Inserting into SQLite

With the CSV processing out of the way, we’re ready to create an SQLite DB and feed data into it. Importantly, the prep_db function mounts the same volume used by download_dataset(), and rows are batch inserted with progress logged after each batch, as the full COVID-19 has millions of rows and does take some time to be fully inserted.

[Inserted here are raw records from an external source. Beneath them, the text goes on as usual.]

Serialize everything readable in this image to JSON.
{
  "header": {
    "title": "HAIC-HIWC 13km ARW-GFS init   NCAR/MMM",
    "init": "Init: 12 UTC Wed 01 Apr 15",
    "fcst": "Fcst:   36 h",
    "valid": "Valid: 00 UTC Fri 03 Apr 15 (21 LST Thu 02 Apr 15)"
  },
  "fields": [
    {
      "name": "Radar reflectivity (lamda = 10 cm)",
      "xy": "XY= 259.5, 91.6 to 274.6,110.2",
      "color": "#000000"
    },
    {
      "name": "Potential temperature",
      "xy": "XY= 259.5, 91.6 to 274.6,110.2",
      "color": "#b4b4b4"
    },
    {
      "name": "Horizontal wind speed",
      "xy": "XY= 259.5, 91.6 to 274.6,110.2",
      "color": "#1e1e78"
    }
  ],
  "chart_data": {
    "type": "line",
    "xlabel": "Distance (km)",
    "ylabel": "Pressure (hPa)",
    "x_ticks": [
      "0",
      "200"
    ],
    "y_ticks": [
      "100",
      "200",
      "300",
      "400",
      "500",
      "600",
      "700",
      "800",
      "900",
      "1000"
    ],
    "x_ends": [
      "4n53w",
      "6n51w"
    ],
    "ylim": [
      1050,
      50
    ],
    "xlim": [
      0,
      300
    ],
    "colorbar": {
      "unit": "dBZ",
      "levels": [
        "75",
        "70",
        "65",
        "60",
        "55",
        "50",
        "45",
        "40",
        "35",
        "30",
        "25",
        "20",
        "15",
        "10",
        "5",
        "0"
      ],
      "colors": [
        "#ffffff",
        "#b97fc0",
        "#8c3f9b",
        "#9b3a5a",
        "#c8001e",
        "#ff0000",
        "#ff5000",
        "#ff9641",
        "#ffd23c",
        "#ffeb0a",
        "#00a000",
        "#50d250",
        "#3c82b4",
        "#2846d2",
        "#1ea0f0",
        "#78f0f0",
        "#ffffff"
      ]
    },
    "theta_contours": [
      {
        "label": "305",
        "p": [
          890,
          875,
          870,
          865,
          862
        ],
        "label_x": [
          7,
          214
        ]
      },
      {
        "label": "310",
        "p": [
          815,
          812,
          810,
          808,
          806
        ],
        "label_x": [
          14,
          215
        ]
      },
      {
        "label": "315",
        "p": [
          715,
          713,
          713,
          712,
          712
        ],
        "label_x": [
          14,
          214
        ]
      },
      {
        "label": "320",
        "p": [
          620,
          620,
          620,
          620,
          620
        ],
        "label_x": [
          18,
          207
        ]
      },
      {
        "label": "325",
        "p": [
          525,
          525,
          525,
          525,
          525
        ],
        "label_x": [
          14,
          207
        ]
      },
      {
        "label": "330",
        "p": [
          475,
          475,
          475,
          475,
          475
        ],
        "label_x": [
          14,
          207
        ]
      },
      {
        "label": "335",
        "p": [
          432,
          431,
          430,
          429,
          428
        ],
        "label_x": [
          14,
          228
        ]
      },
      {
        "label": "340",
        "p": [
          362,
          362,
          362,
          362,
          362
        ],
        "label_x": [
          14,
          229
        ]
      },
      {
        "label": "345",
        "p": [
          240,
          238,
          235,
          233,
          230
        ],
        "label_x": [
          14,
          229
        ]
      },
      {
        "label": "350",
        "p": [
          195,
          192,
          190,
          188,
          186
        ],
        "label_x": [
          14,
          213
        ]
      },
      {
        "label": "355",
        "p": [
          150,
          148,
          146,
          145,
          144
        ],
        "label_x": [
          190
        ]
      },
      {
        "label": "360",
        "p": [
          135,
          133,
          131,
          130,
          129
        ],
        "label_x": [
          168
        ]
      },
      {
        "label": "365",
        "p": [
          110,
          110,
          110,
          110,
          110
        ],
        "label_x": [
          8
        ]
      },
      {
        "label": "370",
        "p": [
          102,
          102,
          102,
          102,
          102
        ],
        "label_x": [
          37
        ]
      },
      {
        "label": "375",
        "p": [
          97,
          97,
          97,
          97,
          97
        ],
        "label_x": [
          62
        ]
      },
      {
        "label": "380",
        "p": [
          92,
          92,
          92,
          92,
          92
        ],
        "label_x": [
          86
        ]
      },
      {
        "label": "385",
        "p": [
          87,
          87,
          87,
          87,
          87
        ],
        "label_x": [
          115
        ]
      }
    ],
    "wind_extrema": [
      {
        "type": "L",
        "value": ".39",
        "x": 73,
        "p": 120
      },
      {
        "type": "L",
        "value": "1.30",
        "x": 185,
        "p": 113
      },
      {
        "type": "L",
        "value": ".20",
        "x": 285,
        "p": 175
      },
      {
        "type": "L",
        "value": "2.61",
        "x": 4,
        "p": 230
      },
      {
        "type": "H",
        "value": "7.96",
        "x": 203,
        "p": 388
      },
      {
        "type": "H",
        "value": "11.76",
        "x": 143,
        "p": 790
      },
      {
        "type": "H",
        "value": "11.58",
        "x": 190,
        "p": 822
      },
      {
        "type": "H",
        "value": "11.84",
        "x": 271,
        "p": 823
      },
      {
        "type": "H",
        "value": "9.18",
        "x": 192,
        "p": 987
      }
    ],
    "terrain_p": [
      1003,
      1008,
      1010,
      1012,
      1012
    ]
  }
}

A more sophisticated implementation would only load new data instead of performing a full refresh, but we’re keeping things simple for this example!

def chunks(it, size):
    import itertools

    return iter(lambda: tuple(itertools.islice(it, size)), ())


@app.function(
    image=datasette_image,
    volumes={VOLUME_DIR: volume},
    timeout=900,
)
def prep_db():
    import sqlite_utils

    volume.reload()
    print("Loading daily reports...")
    records = load_daily_reports()

    DB_PATH.parent.mkdir(parents=True, exist_ok=True)
    db = sqlite_utils.Database(DB_PATH)
    table = db["johns_hopkins_csse_daily_reports"]

    batch_size = 100_000
    for i, batch in enumerate(chunks(records, size=batch_size)):
        truncate = True if i == 0 else False
        table.insert_all(batch, batch_size=batch_size, truncate=truncate)
        print(f"Inserted {len(batch)} rows into DB.")

    table.create_index(["day"], if_not_exists=True)
    table.create_index(["province_or_state"], if_not_exists=True)
    table.create_index(["country_or_region"], if_not_exists=True)

    print("Syncing DB with volume.")
    volume.commit()
    db.close()

Keep it fresh

Johns Hopkins commits new data to the dataset repository every day, so we set up a scheduled function to automatically refresh the database every 24 hours.

@app.function(schedule=Period(hours=24), timeout=1000)
def refresh_db():
    print(f"Running scheduled refresh at {datetime.now()}")
    download_dataset.remote(cache=False)
    prep_db.remote()
    volume.commit()
    print("Volume changes committed.")

Web endpoint

Hooking up the SQLite database to a Modal webhook is as simple as it gets. The Modal @asgi_app decorator wraps a few lines of code: one import and a few lines to instantiate the Datasette instance and return its app server.

@app.function(
    image=datasette_image,
    volumes={VOLUME_DIR: volume},
    allow_concurrent_inputs=16,
)
@asgi_app()
def ui():
    from datasette.app import Datasette

    ds = Datasette(files=[DB_PATH], settings={"sql_time_limit_ms": 10000})
    asyncio.run(ds.invoke_startup())
    return ds.app()

Publishing to the web

Run this script using modal run covid_datasette.py and it will create the database.

You can then use modal serve covid_datasette.py to create a short-lived web URL that exists until you terminate the script.

When publishing the interactive Datasette app you’ll want to create a persistent URL. Just run modal deploy covid_datasette.py.

@app.local_entrypoint()
def run():
    print("Downloading COVID-19 dataset...")
    download_dataset.remote()
    print("Prepping SQLite DB...")
    prep_db.remote()

You can explore the data at the deployed web endpoint.